しかし、それでも“陰”のキャスターは蘇る。否、身体が再生する。
やがてその瞳には、“陽”のランサーを映していた。
───探す、どころじゃない。逃げなければ。逃げなければ、死よりも恐ろしい苦痛を味合わされ続けることとなる。
背を向け、“陰”のキャスターが走り出す。
が、その背後から弓矢が刺さった。
“陽”のアーチャーが面白半分で放ったモノだった。
───ザッ、と草を踏む音が近づいてくる。
それは、拷問官など生温いモノだと教えこまされるような、凍てついた殺意を放っていた。

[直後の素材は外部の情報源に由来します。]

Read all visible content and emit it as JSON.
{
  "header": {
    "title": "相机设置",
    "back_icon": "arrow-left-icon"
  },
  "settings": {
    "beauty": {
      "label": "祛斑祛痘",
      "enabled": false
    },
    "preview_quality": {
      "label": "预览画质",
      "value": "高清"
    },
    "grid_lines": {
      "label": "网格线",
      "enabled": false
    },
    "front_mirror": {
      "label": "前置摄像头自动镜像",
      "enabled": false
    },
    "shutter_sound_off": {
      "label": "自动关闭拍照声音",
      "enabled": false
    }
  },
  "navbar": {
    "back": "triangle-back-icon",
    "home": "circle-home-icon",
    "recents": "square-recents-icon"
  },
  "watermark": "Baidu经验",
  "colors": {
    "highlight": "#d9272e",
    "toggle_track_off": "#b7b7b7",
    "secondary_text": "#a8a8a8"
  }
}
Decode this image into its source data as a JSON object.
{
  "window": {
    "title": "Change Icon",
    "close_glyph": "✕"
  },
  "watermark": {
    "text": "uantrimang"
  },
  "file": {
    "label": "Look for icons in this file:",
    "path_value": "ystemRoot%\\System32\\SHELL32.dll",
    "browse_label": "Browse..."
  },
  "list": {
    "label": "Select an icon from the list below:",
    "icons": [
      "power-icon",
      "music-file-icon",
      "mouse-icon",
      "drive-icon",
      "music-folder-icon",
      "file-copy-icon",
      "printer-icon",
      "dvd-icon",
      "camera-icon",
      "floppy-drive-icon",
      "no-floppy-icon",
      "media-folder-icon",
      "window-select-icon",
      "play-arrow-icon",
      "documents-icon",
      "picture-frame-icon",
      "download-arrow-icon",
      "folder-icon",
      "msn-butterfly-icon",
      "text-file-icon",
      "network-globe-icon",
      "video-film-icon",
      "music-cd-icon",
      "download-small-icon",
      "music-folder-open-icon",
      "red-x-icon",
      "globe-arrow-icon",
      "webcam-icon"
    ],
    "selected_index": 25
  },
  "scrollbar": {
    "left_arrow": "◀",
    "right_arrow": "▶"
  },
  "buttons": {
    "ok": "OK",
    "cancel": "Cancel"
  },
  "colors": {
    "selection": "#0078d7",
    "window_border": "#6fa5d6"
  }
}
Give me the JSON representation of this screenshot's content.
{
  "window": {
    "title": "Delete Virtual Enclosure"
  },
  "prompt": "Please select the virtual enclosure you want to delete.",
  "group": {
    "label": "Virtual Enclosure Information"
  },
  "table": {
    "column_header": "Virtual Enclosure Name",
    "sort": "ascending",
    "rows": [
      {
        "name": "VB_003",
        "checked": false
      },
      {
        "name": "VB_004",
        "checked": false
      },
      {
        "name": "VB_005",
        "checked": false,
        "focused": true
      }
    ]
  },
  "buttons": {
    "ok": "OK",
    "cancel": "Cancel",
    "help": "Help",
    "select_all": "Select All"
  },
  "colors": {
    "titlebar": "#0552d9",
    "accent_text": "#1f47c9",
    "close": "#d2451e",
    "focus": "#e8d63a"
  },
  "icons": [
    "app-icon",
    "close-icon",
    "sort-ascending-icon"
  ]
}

「ヒ……ヒィィィ、許してくれ、許してくれぇ……もう、もうここには立ち寄らない、立ち寄らないからどうか、どうか許してくれぇ……」
その殺意を前に、“陰”のキャスターは涙を浮かべながら許しを乞う。
悪戯を折檻された子供のように泣きじゃくりながら許しを乞う骸骨に、“陽”のランサーは、
「良かろう。さぁ、立ち去るが良い。
……済まなんだ、本当は一瞬で仕留めたかったが本当に死なぬとは思ってな。
……昔、血を吸う鬼と対峙したことがあった。秘密裏の事だった。
その時の殺し方を真似したのだが……そなたに恐怖を植え付ける、不毛な虐げとなった」
頭を深々と下げ、こちらこそ済まなかったと謝罪した。
その動作に“陽”のアーチャーも驚いたが、彼の主である忠吉もまた、十分に驚いていた。
しかし、そんな反応は彼の前では些細な事だった。
“陰”のキャスターは辺りを脅えながら退散し、“陽”のランサーはその姿を見送るのだった。